La autosuficiencia hipócrita induce a creer que se puede ser cristianos sin amar a Cristo Resucitado presente, en persona, y sin amar al prójimo. La oración no es un rito vacío, sin sentido. La oración “es encuentro de amistad con Quien sabemos que nos ama” (Santa Teresa de Ávila). 
La verdadera oración y contemplación nos lleva a interesarnos por la real promoción de los valores del reino de Dios: la vida y la verdad, la justicia y la paz, la libertad y la solidaridad, el amor y la alegría. La oración se convierte así en amor social y en política evangélica. Empezando por la familia.

La oración verdadera nunca es tiempo perdido, sino el tiempo más rentable, porque renta para la vida eterna. Cuando oramos de corazón, Dios trabaja por nosotros, dando eficacia de salvación a nuestra vida y a las obras de nuestras pequeñas manos: “Quien está unido a mí, produce mucho fruto” (Jn 15, 5).
Es necesario darse un tiempo de oración cada día, en el que nos presentemos ante Dios libres de ocupaciones, preocupaciones y trabajos, para que Él pueda entrar en nuestras vidas y tareas diarias, y les dé valor eterno de salvación. 
               
La Eucaristía es la oración máxima de la Iglesia y del cristiano, sacramento de la presencia viva y del amor salvador de Jesús resucitado.
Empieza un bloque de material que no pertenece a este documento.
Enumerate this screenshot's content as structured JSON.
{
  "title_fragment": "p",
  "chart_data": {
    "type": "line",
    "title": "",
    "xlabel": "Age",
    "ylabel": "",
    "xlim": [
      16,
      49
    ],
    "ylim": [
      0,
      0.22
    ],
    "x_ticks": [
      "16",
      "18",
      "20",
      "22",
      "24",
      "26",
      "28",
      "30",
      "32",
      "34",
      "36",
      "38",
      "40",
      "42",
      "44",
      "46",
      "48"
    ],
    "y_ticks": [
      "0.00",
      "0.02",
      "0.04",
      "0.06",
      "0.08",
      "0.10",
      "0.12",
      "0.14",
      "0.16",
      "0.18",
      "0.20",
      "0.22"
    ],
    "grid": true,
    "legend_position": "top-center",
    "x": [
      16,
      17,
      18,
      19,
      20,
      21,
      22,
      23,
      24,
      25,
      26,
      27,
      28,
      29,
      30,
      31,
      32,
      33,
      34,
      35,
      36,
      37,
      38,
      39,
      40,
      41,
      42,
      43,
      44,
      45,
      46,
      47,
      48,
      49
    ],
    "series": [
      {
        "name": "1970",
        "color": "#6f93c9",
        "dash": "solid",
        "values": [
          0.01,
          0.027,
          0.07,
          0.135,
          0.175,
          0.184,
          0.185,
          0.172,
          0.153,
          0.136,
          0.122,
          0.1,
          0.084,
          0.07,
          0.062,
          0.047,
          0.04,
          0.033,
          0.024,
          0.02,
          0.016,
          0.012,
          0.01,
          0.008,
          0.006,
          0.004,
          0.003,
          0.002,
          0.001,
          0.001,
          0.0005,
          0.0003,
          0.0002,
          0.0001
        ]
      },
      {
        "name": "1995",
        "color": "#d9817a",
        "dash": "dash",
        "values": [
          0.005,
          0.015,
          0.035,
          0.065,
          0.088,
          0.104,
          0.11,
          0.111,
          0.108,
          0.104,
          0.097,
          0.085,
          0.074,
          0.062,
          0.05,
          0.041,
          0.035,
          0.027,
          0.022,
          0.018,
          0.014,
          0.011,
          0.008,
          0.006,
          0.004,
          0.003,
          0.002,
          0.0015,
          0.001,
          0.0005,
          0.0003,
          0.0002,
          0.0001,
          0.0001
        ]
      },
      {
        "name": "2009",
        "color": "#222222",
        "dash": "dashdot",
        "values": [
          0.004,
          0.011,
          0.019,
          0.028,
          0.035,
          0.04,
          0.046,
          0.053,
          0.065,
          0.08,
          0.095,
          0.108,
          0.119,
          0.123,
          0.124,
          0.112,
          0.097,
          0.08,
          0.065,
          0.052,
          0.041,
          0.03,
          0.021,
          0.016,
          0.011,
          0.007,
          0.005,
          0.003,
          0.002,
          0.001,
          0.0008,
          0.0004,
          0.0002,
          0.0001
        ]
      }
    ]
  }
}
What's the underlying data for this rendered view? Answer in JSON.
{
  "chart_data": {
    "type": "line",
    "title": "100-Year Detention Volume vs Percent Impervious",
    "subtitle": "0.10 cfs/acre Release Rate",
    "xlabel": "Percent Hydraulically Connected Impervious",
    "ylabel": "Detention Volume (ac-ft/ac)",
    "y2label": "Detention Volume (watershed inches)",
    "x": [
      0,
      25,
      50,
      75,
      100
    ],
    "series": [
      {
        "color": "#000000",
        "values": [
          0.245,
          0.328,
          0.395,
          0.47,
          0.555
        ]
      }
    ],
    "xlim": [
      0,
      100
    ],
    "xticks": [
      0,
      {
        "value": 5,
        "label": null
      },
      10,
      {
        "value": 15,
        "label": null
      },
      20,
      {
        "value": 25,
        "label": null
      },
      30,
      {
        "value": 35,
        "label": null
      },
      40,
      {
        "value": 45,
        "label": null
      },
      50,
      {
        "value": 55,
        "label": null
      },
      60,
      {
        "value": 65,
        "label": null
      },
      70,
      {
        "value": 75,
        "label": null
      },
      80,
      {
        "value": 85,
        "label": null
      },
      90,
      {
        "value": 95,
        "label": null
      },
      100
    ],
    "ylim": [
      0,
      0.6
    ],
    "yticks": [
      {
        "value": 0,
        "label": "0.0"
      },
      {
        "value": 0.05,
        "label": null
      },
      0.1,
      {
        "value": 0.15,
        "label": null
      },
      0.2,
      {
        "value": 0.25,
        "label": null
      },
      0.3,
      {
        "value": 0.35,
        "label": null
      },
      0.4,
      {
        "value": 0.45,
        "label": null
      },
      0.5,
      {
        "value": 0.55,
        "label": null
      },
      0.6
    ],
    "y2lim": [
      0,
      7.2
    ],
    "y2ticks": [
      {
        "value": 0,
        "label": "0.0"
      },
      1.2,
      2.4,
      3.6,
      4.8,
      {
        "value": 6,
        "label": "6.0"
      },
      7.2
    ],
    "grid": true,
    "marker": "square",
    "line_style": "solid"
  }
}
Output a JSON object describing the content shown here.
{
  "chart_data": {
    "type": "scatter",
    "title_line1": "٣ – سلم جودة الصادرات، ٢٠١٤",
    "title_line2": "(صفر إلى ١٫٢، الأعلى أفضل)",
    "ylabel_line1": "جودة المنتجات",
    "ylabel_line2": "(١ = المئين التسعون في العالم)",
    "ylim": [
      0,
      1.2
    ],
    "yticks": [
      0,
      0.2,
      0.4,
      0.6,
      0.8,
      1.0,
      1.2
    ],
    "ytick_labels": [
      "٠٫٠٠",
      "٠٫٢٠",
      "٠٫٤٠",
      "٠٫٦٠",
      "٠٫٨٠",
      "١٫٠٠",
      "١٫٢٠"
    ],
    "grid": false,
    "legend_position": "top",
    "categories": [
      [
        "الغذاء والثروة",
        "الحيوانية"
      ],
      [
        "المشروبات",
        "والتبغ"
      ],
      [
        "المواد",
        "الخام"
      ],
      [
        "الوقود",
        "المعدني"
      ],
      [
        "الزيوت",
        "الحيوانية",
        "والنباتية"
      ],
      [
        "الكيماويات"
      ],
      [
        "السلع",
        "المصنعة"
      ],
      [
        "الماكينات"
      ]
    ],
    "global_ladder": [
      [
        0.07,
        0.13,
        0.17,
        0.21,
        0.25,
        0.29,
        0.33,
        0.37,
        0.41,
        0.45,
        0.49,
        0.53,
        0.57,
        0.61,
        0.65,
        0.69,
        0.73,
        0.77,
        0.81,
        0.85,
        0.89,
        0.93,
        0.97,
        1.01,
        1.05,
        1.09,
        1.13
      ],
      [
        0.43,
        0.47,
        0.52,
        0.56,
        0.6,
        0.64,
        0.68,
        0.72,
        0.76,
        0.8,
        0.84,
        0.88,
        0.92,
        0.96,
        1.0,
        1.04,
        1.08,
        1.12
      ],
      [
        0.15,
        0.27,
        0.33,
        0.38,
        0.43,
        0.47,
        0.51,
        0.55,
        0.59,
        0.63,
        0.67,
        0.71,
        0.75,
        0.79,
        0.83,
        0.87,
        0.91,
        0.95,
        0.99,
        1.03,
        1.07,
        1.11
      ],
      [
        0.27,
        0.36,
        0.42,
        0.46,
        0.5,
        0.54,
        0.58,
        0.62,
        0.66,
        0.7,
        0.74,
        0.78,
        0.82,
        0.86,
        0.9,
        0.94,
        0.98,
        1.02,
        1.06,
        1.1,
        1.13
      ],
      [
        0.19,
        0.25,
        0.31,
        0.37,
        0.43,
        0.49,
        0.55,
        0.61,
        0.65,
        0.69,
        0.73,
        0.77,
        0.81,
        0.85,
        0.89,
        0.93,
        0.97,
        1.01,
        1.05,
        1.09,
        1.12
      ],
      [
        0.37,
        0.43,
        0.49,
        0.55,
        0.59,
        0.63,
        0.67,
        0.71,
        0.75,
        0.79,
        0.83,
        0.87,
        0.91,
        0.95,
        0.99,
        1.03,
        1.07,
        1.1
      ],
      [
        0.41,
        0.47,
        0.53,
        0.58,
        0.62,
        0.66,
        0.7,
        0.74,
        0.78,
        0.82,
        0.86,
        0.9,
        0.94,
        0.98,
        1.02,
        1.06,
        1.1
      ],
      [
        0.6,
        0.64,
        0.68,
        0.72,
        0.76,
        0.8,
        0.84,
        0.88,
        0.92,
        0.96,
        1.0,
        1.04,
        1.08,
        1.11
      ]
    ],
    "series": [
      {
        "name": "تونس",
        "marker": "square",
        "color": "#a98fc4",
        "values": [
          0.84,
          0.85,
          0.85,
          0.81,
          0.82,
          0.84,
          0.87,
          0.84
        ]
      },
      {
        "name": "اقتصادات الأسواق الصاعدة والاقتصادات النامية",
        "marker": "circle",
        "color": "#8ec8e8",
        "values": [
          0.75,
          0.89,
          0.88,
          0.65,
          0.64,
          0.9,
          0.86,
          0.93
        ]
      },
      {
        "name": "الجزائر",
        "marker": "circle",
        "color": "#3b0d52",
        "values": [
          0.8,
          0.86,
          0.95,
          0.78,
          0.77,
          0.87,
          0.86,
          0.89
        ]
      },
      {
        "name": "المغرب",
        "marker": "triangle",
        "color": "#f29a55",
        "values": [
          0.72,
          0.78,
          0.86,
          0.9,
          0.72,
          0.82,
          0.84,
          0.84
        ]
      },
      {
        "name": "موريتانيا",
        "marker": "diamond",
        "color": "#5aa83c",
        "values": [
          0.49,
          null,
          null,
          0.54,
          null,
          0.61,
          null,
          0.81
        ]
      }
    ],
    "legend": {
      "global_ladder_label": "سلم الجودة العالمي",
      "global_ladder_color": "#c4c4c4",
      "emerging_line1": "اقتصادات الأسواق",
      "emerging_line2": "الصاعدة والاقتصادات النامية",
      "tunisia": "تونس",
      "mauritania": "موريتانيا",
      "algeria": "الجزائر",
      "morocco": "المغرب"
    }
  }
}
Es la oración más eficaz que podamos hacer por nosotros y por los otros, vivos y difuntos.
Necesitamos orar continuamente para vivir orientados hacia la Fuente de todo lo que somos, tenemos, amamos, gozamos y esperamos. Oraciones, jaculatorias, invocaciones, acción de gracias, adoración, petición de perdón, Visita Eucarística... En eso reside la verdadera felicidad. Vale la pena intentarlo en serio, con la gozosa esperanza de la Fiesta Eterna.
En toda oración pidamos al Espíritu Santo que “ore en nosotros con gemidos inefables, pues no sabemos pedir como conviene” (Rom 8, 26), y supliquemos a María que presente a Dios nuestras vidas y nuestras oraciones, como si fueran suyas.